鎌倉時代後期頃の作で重要美術品、高さ約2メートル。長年の風雪に耐え抜いてきた摩滅の著しいこの老石燈篭は、古風で風雅であるところから茶人の間で「北野型」「白太夫型」と呼ばれ愛好されています。この石燈篭には次のような伝説があります。

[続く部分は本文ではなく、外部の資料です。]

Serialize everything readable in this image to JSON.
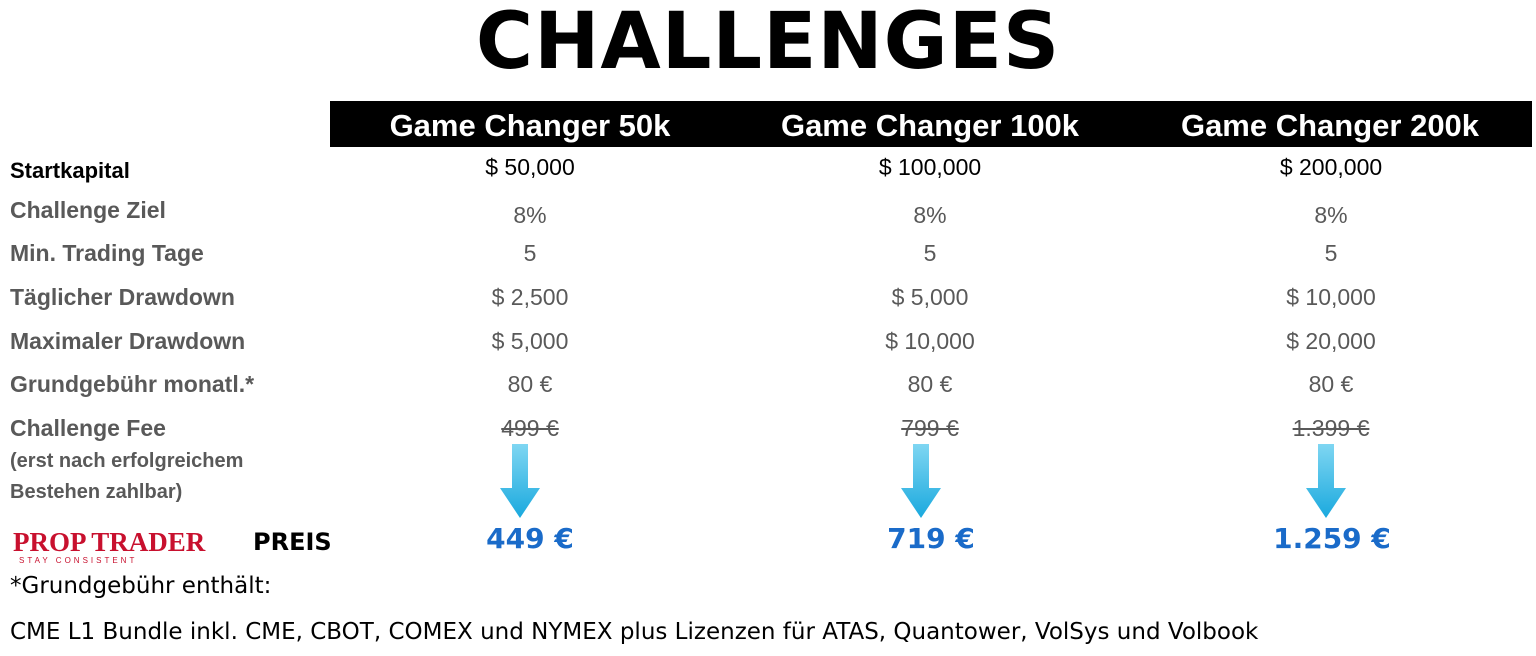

源頼光四天王の一人、渡辺綱が警護の任務を終え、自邸に帰る途中、一条戻橋に差し掛かかりました。夜更けだというのに橋の欄干の裾に佇む一人の女がいました。綱はその女に向って、「夜道は物騒だから送って進ぜよう」と声を掛けました。女は「それならばお言葉に甘えて御送り下さいませ」と立ち上がり、橋を渡ろうとしとき、綱がふと川面を見れば、雲間から月明かりに写し出されたのは美しい女の顔ではなく身の毛もよだつ恐ろしい鬼女の形相でした。さては、近頃、都に出没する鬼はこの女であったのかと気づくと、鬼女もまた正体を見破られたことを察知するや、直ぐさま綱の襟髪を掴んで夜空の虚空に高々と舞いあがりました。綱は、咄嗟に腰の太刀を抜くと素早く鬼女の腕を切り落とし、綱は身体もろとも北野天満宮の廻廊の屋根を突き破り落下しました。綱は、我が身に降りかかった不意の災難にもかかわらず無事であったのは、北野天神の加護の賜物であることを深謝し、その御礼に、この石燈篭を寄進したものとのいい伝えがあります。

この伝説は、『源平盛衰記』の「剣の巻」などをもとに明治の初め、河竹黙阿弥が歌舞伎のために、『戻橋』と題して書きあげ、上演したところ大好評を博しました。また、宝物殿に納められている『鬼切丸』は、渡辺綱が鬼の腕を切り落とした太刀であるとの伝説もあります。平安時代の作で、銘は安綱太刀。